A poem to the man I fell for when it was already too late.
It’s not like I haven’t tried in getting over you, your love is something tough to get myself out through.
Every time I think of you I suddenly get sad, recalling all the nights that with you I had.
Where not only did I have your body but I had your heart, can’t you see you’ve broken it? It’s almost torn apart.
Why didn’t you just tell me; that you wanted me away, it would have been much easier; I would have said: ‘okay’.
And here I am suffering; all of your rejects, you’ve gone your way you’ve made it clear; what more can I expect?
But I am in love with you and I want you now with me, you may be twice as old but it’s different virtually.
If you’re in love with someone else I completely understand, there’s nothing else that I will do as the mature woman that I am.
I need you to please see that I am still here, saying you’re still in me and that I love you, dear.
If you’re happy where you are than I am glad for you, I swear, and if you’re not my darling please; realize that I’m there.
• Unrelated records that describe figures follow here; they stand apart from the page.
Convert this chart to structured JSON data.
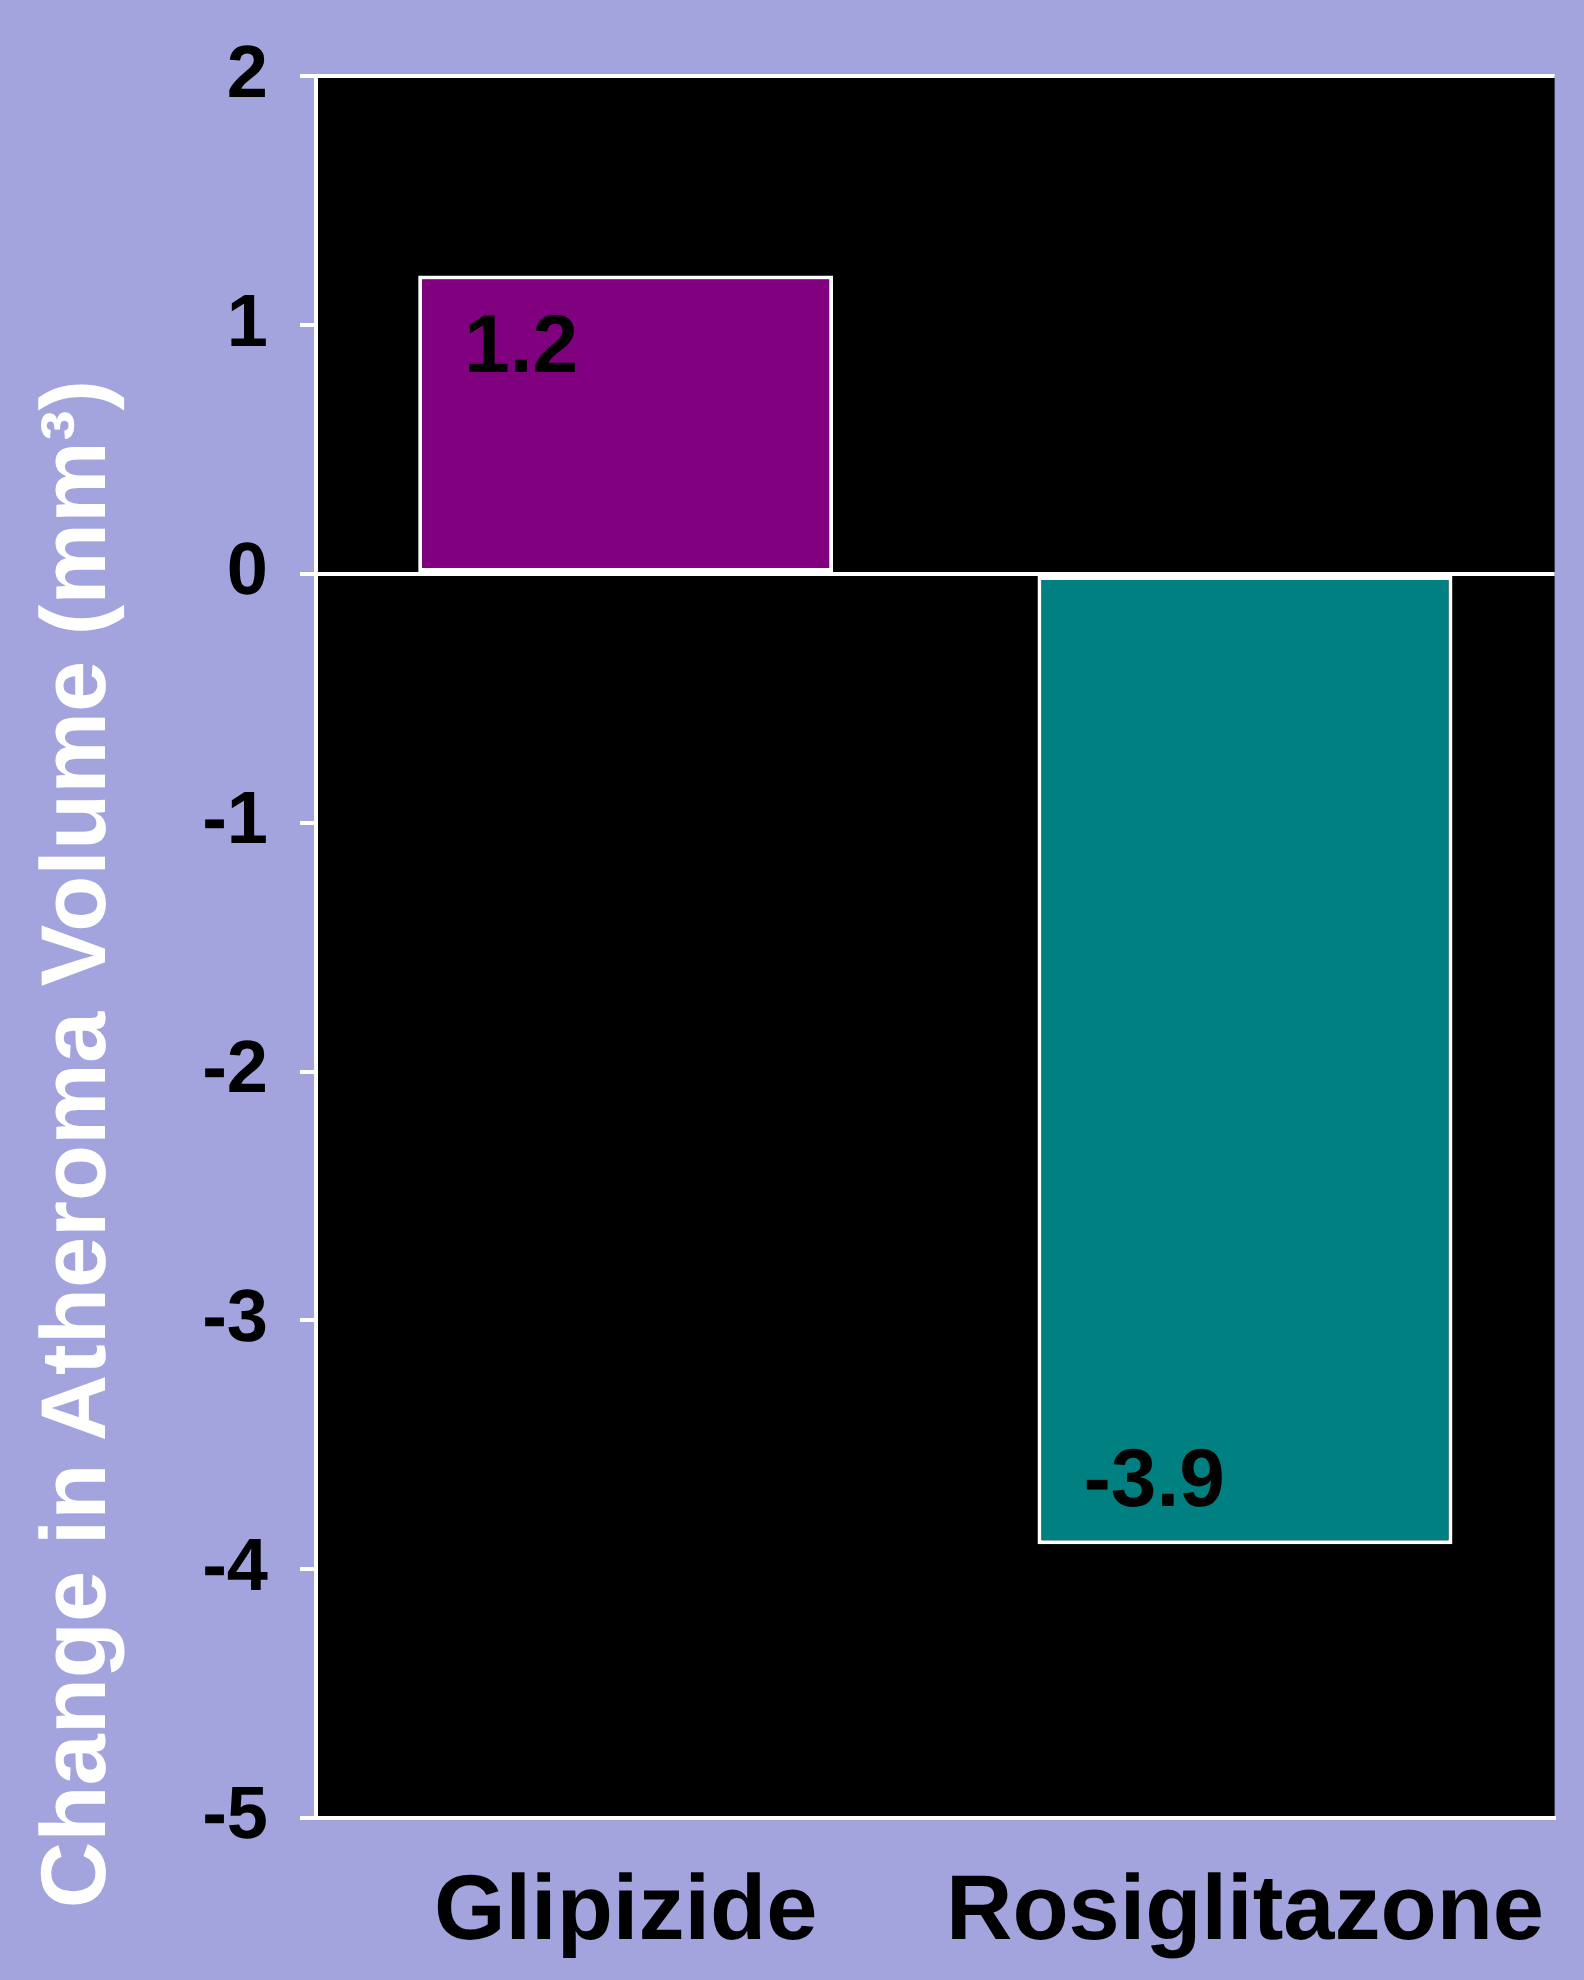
{
  "chart_data": {
    "type": "bar",
    "ylabel": "Change in Atheroma Volume (mm³)",
    "categories": [
      "Glipizide",
      "Rosiglitazone"
    ],
    "values": [
      1.2,
      -3.9
    ],
    "colors": [
      "#800080",
      "#008080"
    ],
    "ylim": [
      -5,
      2
    ],
    "yticks": [
      -5,
      -4,
      -3,
      -2,
      -1,
      0,
      1,
      2
    ],
    "data_labels": true
  }
}
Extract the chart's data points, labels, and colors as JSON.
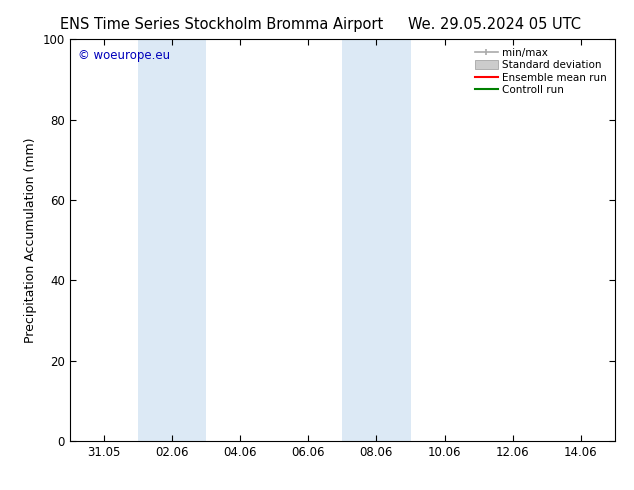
{
  "title_left": "ENS Time Series Stockholm Bromma Airport",
  "title_right": "We. 29.05.2024 05 UTC",
  "ylabel": "Precipitation Accumulation (mm)",
  "ylim": [
    0,
    100
  ],
  "xlim": [
    0,
    16
  ],
  "xtick_labels": [
    "31.05",
    "02.06",
    "04.06",
    "06.06",
    "08.06",
    "10.06",
    "12.06",
    "14.06"
  ],
  "xtick_positions": [
    1.0,
    3.0,
    5.0,
    7.0,
    9.0,
    11.0,
    13.0,
    15.0
  ],
  "shaded_bands": [
    {
      "x_start": 2.0,
      "x_end": 4.0
    },
    {
      "x_start": 8.0,
      "x_end": 10.0
    }
  ],
  "band_color": "#dce9f5",
  "copyright_text": "© woeurope.eu",
  "copyright_color": "#0000bb",
  "legend_items": [
    {
      "label": "min/max",
      "color": "#aaaaaa",
      "style": "errbar"
    },
    {
      "label": "Standard deviation",
      "color": "#cccccc",
      "style": "box"
    },
    {
      "label": "Ensemble mean run",
      "color": "#ff0000",
      "style": "line"
    },
    {
      "label": "Controll run",
      "color": "#008000",
      "style": "line"
    }
  ],
  "bg_color": "#ffffff",
  "spine_color": "#000000",
  "yticks": [
    0,
    20,
    40,
    60,
    80,
    100
  ],
  "tick_label_fontsize": 8.5,
  "axis_label_fontsize": 9,
  "title_fontsize": 10.5,
  "legend_fontsize": 7.5
}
I can’t keep doing us if you’re not straight forward, I should have told you this before but my fear just lowered.
It doesn’t matter if I date, kiss, or make love to someone else, darling that’s just me forgetting how you’re keeping me in hell.
I am here requesting nothing but the truth, from then on I will determine what I’m going to do.
You won’t be alone just in case you think that way, I am here now but I’m not here to stay.
So if you’re reading this just take the time to see, the possibilities of having you are still living inside, me.